The law casts upon the defendant, a private corporation, the same duty to exercise ordinary care in the conduct of its affairs, and the same liability for its failure to do so, which rests upon all other persons and private corporations, unless there is some statute expressly or impliedly imposing limitations upon such duty and liability. Cadwell v. Connecticut Ry. Ltg. Co., 84 Conn. 450, 80 A. 285. The only statute pointed out as imposing such a limitation is § 2020 of the General Statutes, taken in connection with other statutes which cast a duty of highway repair upon street railways. General Statutes, § 3837. This section creates a duty where before there was none, and through its operation there exists a liability, by force of § 2020, which was not recognized at common law. The liability is not one which rests upon common-law negligence. It rests upon the failure to perform a governmental duty which the legislature has seen fit to cast upon street railways. It creates as arbitrary standard of duty which is measured by the requirements of this governmental duty, in order that the demands of public travel may be met. Its foundation is entirely unlike that of common-law negligence. Section 2020 contains the provision which seeks to accomplish the performance of the imposed duty. It is penal in its character, the liability therein created being in the nature of a penalty for disobedience of the statutory mandate. The wrong of which the statute takes cognizance and aims to redress is, in the conception of our law, a public and not a private one. Bartram v. Sharon, 71 Conn. 686, 692, 43 A. 143.
The defendant contends that by the enactment of the legislation creating this duty and liability the General Assembly, by necessary implication, provided that wherever and whenever a street-railway company or other private corporation, charged with a duty of highway repair, is guilty of conduct such as would, under ordinary circumstances, amount to common-law negligence, and this negligent conduct finds its expression in a situation which renders defective a highway, or portion of highway, in respect to which it owes the duty of repair, the party injured can have no other redress than that furnished by § 2020. It says that in such case there can be no action founded on negligence apart from the statute, and that the remedy as for a defective highway is exclusive.
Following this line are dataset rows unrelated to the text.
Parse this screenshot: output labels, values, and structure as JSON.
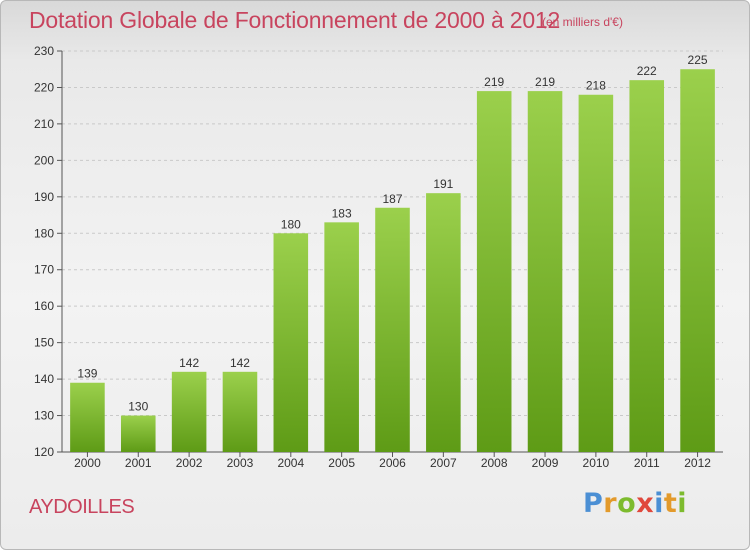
{
  "chart_data": {
    "type": "bar",
    "title": "Dotation Globale de Fonctionnement de 2000 à 2012",
    "subtitle": "(en milliers d'€)",
    "categories": [
      "2000",
      "2001",
      "2002",
      "2003",
      "2004",
      "2005",
      "2006",
      "2007",
      "2008",
      "2009",
      "2010",
      "2011",
      "2012"
    ],
    "values": [
      139,
      130,
      142,
      142,
      180,
      183,
      187,
      191,
      219,
      219,
      218,
      222,
      225
    ],
    "ylim": [
      120,
      230
    ],
    "yticks": [
      120,
      130,
      140,
      150,
      160,
      170,
      180,
      190,
      200,
      210,
      220,
      230
    ],
    "xlabel": "",
    "ylabel": "",
    "grid": true,
    "bar_color_top": "#9bd04c",
    "bar_color_bottom": "#5e9b16"
  },
  "commune": "AYDOILLES",
  "logo": {
    "letters": [
      "P",
      "r",
      "o",
      "x",
      "i",
      "t",
      "i"
    ],
    "colors": [
      "#4b8fd4",
      "#e39a2b",
      "#7dbb2e",
      "#e0483c",
      "#4b8fd4",
      "#e39a2b",
      "#7dbb2e"
    ]
  }
}
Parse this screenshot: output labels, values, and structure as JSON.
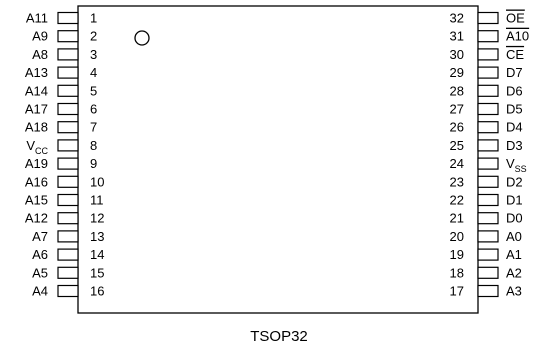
{
  "package": {
    "name": "TSOP32",
    "pin1_marker": "circle"
  },
  "pins_left": [
    {
      "num": "1",
      "label": "A11"
    },
    {
      "num": "2",
      "label": "A9"
    },
    {
      "num": "3",
      "label": "A8"
    },
    {
      "num": "4",
      "label": "A13"
    },
    {
      "num": "5",
      "label": "A14"
    },
    {
      "num": "6",
      "label": "A17"
    },
    {
      "num": "7",
      "label": "A18"
    },
    {
      "num": "8",
      "label": "V",
      "sub": "CC"
    },
    {
      "num": "9",
      "label": "A19"
    },
    {
      "num": "10",
      "label": "A16"
    },
    {
      "num": "11",
      "label": "A15"
    },
    {
      "num": "12",
      "label": "A12"
    },
    {
      "num": "13",
      "label": "A7"
    },
    {
      "num": "14",
      "label": "A6"
    },
    {
      "num": "15",
      "label": "A5"
    },
    {
      "num": "16",
      "label": "A4"
    }
  ],
  "pins_right": [
    {
      "num": "32",
      "label": "OE",
      "overline": true
    },
    {
      "num": "31",
      "label": "A10",
      "overline": true
    },
    {
      "num": "30",
      "label": "CE",
      "overline": true
    },
    {
      "num": "29",
      "label": "D7"
    },
    {
      "num": "28",
      "label": "D6"
    },
    {
      "num": "27",
      "label": "D5"
    },
    {
      "num": "26",
      "label": "D4"
    },
    {
      "num": "25",
      "label": "D3"
    },
    {
      "num": "24",
      "label": "V",
      "sub": "SS"
    },
    {
      "num": "23",
      "label": "D2"
    },
    {
      "num": "22",
      "label": "D1"
    },
    {
      "num": "21",
      "label": "D0"
    },
    {
      "num": "20",
      "label": "A0"
    },
    {
      "num": "19",
      "label": "A1"
    },
    {
      "num": "18",
      "label": "A2"
    },
    {
      "num": "17",
      "label": "A3"
    }
  ]
}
We cannot agree with this contention, and fail to discover any sound reason why the giving of the statutory remedy as a penalty for the commission of a public wrong, and the sanction of a statutory mandate which is concerned with the performance of a governmental duty, should, in the absence of express provision, operate to deprive a party of rights of action immemorially recognized and which grow out of the private relations of man to man. On the contrary, we are of the opinion that in a proper case a party injured may have his election whether he will avail himself of the remedy of the statute or that of the common law. See Conway v. Waterbury, 84 Conn. 345, 349, 80 A. 83; Hinckley v. Danbury, 81 Conn. 241, 242, 70 A. 590.
In the present case the complaint states a good cause of action at common law. Furthermore, it is apparent from its allegations and those it does not contain, that the pleader was studiously attempting to state a cause of action of that character. The two-month limitation as to notice, contained in § 2020, is therefore inapplicable, and the pertinent limitation is that of four months, embodied in § 1130.